Fusion of pseudorabies virus glycoproteins to IgG Fc enhances protective immunity against pseudorabies virus.

机构信息

State Key Laboratory of Agricultural Microbiology, Huazhong Agricultural University, Wuhan, 430070, Hubei, China; Key Laboratory of Preventive Veterinary Medicine in Hubei Province, The Cooperative Innovation Center for Sustainable Pig Production, Wuhan, Hubei, 430070, China.

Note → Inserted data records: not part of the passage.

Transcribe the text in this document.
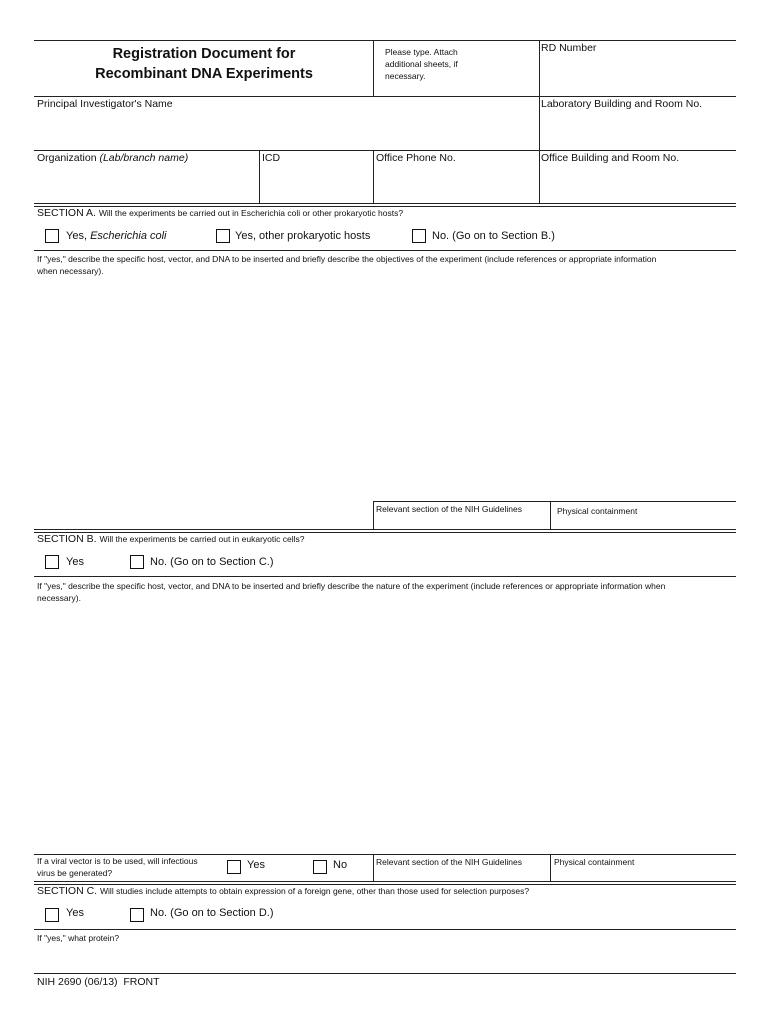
Registration Document for
Recombinant DNA Experiments
Please type. Attach additional sheets, if necessary.
RD Number
Principal Investigator's Name	Laboratory Building and Room No.
Organization (Lab/branch name)	ICD	Office Phone No.	Office Building and Room No.
SECTION A. Will the experiments be carried out in Escherichia coli or other prokaryotic hosts?
Yes, Escherichia coli	Yes, other prokaryotic hosts	No. (Go on to Section B.)
If "yes," describe the specific host, vector, and DNA to be inserted and briefly describe the objectives of the experiment (include references or appropriate information when necessary).
Relevant section of the NIH Guidelines	Physical containment
SECTION B. Will the experiments be carried out in eukaryotic cells?
Yes	No. (Go on to Section C.)
If "yes," describe the specific host, vector, and DNA to be inserted and briefly describe the nature of the experiment (include references or appropriate information when necessary).
If a viral vector is to be used, will infectious virus be generated?
Yes	No	Relevant section of the NIH Guidelines	Physical containment
SECTION C. Will studies include attempts to obtain expression of a foreign gene, other than those used for selection purposes?
Yes	No. (Go on to Section D.)
If "yes," what protein?
NIH 2690 (06/13)  FRONT
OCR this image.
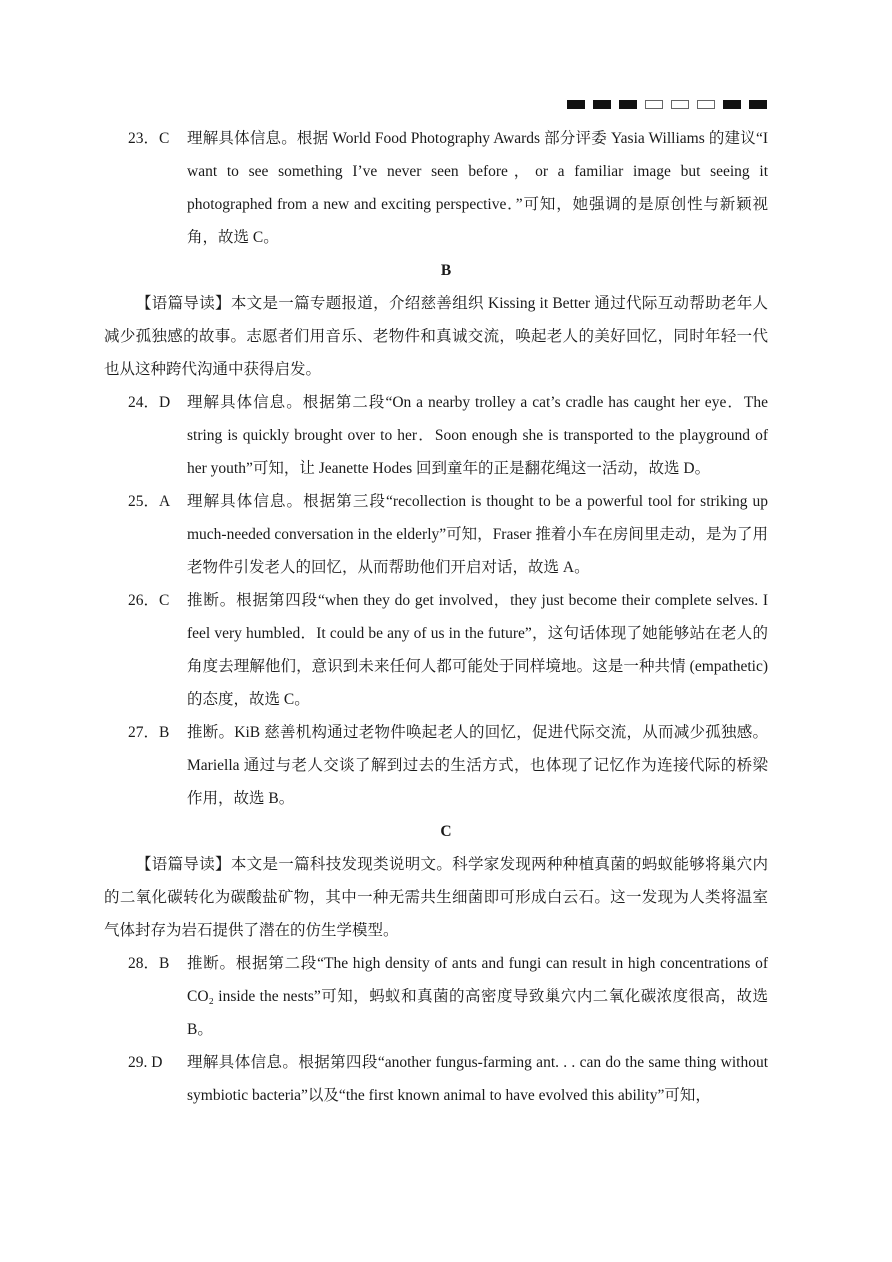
23．C 理解具体信息。根据 World Food Photography Awards 部分评委 Yasia Williams 的建议“I want to see something I’ve never seen before，or a familiar image but seeing it photographed from a new and exciting perspective．”可知，她强调的是原创性与新颖视角，故选 C。
B
【语篇导读】本文是一篇专题报道，介绍慈善组织 Kissing it Better 通过代际互动帮助老年人减少孤独感的故事。志愿者们用音乐、老物件和真诚交流，唤起老人的美好回忆，同时年轻一代也从这种跨代沟通中获得启发。
24．D 理解具体信息。根据第二段“On a nearby trolley a cat’s cradle has caught her eye．The string is quickly brought over to her．Soon enough she is transported to the playground of her youth”可知，让 Jeanette Hodes 回到童年的正是翻花绳这一活动，故选 D。
25．A 理解具体信息。根据第三段“recollection is thought to be a powerful tool for striking up much-needed conversation in the elderly”可知，Fraser 推着小车在房间里走动，是为了用老物件引发老人的回忆，从而帮助他们开启对话，故选 A。
26．C 推断。根据第四段“when they do get involved，they just become their complete selves. I feel very humbled．It could be any of us in the future”，这句话体现了她能够站在老人的角度去理解他们，意识到未来任何人都可能处于同样境地。这是一种共情 (empathetic) 的态度，故选 C。
27．B 推断。KiB 慈善机构通过老物件唤起老人的回忆，促进代际交流，从而减少孤独感。Mariella 通过与老人交谈了解到过去的生活方式，也体现了记忆作为连接代际的桥梁作用，故选 B。
C
【语篇导读】本文是一篇科技发现类说明文。科学家发现两种种植真菌的蚂蚁能够将巢穴内的二氧化碳转化为碳酸盐矿物，其中一种无需共生细菌即可形成白云石。这一发现为人类将温室气体封存为岩石提供了潜在的仿生学模型。
28．B 推断。根据第二段“The high density of ants and fungi can result in high concentrations of CO₂ inside the nests”可知，蚂蚁和真菌的高密度导致巢穴内二氧化碳浓度很高，故选 B。
29. D 理解具体信息。根据第四段“another fungus-farming ant. . . can do the same thing without symbiotic bacteria”以及“the first known animal to have evolved this ability”可知，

State Key Laboratory of Agricultural Microbiology, Huazhong Agricultural University, Wuhan, 430070, Hubei, China; Key Laboratory of Preventive Veterinary Medicine in Hubei Province, The Cooperative Innovation Center for Sustainable Pig Production, Wuhan, Hubei, 430070, China; Laboratory of Animal Virology, College of Veterinary Medicine, Huazhong Agricultural University, Wuhan, 430070, Hubei, China.

出版信息

Virology. 2019 Oct;536:49-57. doi: 10.1016/j.virol.2019.07.027. Epub 2019 Jul 30.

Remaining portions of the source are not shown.